Triathlon’s transformation hinges on changing the way it makes money and turning it into a 21st century media rights business.
Since its dawn in California and Hawaii in the 1970s it has been participation-led, with entry fees the main source of revenue for organisers of events such as the Ironman series.
The PTO believes there is sufficient interest in the sport to pivot to a new model which will hinge on the sale of broadcast rights and sponsorships.
It is a gamble that will need to pay off in order to cover the prize money, which for each race is at least $1m, around 30 per cent more than the Ironman World Championship.
“It’s going to take time. We’re fortunate that we have investors who recognise that,” adds Renouf. “The [ideal] outcome is that these triathletes become household names and are ultimately compensated as a result.”

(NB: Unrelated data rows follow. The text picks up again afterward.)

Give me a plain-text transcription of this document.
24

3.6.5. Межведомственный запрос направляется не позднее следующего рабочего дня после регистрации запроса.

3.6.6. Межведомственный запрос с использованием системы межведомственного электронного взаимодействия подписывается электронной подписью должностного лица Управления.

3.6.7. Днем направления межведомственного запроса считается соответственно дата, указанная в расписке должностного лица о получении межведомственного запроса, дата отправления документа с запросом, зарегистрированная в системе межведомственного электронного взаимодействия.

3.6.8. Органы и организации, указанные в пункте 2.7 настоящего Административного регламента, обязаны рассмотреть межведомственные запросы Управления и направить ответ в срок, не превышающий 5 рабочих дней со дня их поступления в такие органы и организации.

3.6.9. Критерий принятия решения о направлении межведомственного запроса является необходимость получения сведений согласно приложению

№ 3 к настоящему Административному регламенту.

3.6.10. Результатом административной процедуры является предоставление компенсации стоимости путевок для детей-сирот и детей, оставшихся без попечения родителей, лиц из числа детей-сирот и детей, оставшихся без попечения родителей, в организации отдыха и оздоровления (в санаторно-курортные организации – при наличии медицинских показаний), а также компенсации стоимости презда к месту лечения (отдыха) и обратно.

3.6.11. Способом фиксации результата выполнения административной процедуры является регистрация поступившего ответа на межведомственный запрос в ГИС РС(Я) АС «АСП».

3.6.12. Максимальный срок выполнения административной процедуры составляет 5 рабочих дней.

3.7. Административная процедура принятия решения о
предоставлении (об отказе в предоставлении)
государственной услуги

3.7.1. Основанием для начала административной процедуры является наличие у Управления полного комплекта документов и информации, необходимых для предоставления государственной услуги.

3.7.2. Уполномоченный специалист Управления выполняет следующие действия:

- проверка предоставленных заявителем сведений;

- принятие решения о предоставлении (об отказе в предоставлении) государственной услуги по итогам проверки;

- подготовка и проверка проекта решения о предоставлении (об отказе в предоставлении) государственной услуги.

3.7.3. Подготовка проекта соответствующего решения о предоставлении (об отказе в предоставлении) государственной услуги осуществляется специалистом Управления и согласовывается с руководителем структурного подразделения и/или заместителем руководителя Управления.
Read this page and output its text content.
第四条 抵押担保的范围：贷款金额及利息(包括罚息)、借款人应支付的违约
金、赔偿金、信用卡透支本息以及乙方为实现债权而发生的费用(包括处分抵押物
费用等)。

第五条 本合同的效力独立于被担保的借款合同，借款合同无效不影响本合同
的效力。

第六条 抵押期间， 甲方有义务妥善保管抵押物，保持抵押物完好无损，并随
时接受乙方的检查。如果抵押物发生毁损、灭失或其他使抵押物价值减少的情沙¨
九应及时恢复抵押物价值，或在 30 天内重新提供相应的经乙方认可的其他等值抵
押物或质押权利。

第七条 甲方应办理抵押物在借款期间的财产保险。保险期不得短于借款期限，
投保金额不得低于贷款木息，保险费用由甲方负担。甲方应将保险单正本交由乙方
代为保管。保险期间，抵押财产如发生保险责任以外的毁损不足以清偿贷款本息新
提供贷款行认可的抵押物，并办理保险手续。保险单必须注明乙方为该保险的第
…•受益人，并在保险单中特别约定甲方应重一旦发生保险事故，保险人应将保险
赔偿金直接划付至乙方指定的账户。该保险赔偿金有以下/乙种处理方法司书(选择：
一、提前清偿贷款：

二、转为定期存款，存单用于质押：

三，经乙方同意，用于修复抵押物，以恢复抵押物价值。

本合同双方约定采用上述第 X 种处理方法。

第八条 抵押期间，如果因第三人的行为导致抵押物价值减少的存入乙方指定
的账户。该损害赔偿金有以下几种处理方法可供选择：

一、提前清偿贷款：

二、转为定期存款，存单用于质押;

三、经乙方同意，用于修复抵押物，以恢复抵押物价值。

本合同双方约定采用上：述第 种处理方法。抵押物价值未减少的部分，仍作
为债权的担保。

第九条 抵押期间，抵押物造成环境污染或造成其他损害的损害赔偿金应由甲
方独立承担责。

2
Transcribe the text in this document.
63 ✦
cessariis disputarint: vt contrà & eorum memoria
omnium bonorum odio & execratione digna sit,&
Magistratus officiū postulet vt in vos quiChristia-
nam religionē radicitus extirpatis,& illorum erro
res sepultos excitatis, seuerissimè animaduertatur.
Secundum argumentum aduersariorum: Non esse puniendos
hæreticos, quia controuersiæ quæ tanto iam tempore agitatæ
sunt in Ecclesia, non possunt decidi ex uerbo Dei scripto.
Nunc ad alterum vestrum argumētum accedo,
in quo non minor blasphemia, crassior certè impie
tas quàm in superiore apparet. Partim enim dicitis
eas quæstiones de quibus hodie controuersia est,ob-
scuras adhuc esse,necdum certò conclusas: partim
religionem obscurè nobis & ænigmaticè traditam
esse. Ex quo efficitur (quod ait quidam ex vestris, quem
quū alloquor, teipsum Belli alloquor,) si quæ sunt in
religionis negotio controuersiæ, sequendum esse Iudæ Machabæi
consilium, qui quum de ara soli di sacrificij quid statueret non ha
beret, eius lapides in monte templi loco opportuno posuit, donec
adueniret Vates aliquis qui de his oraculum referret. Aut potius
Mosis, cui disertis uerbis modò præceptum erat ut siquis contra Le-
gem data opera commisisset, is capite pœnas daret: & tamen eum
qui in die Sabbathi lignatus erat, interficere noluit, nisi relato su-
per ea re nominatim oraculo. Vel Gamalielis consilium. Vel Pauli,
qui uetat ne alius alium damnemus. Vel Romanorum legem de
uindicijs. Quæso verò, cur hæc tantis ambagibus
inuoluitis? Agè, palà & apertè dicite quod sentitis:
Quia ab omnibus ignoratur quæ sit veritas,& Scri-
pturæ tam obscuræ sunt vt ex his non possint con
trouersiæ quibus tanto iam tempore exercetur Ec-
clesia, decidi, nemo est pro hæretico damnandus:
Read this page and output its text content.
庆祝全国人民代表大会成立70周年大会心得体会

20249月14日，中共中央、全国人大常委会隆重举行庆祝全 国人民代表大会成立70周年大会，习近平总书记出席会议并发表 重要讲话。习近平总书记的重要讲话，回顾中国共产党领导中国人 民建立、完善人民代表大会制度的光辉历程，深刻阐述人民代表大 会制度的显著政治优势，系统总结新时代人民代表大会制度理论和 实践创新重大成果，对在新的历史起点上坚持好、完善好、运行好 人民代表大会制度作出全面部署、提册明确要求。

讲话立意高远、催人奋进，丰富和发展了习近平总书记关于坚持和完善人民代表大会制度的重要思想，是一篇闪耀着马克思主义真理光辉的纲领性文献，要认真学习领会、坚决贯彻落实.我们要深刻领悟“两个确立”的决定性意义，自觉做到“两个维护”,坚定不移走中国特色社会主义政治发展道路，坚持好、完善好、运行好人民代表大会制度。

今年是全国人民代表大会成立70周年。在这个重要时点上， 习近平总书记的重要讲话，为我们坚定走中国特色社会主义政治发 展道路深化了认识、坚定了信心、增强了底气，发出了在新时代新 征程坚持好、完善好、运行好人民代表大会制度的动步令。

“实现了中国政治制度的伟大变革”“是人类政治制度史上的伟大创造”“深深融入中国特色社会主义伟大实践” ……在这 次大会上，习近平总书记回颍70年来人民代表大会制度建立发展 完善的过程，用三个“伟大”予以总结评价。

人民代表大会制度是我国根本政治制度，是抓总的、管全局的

Like golf, triathlon is a popular pastime with high-earners, only without such an ageing market, and can therefore target similar brands in financial services and motoring.
The PTO has held talks with prospective title sponsors of the tour and hopes to have one in place for its first full season, 2023.
Last week it announced a major broadcast deal with Warner Bros Discovery which will see all races shown in the UK on Eurosport.
The network will also showcase magazine content building the narratives in the lead-up to each event, while the tour has also launched its own streaming platform, PTO+.
“Our strategy is simple: to create a handful of big budget events and gain the broadcast reach and exposure so that people know and care about the athletes,” says Renouf.
“The outcome of that, we think, is that this could be one of the most valuable sports enterprises out there because you’ve got incredible superhuman athletes and this demographic of very wealthy participants. If you can consolidate the two with a media product it’s very special.”
Triathlon is just the latest sport to undergo disruption in the last few years, as the pandemic has accelerated radical change in the industry.
Rugby union and football are awash with private equity money, English cricket has a new format and tournament in The Hundred, and LIV Golf is exposing the fault lines in the men’s game.
Others have run aground, but if the PTO succeeds with its athlete-owned vision for triathlon it could show the way for other disruptors.
“We hope it becomes a blueprint for the future,” says Renouf.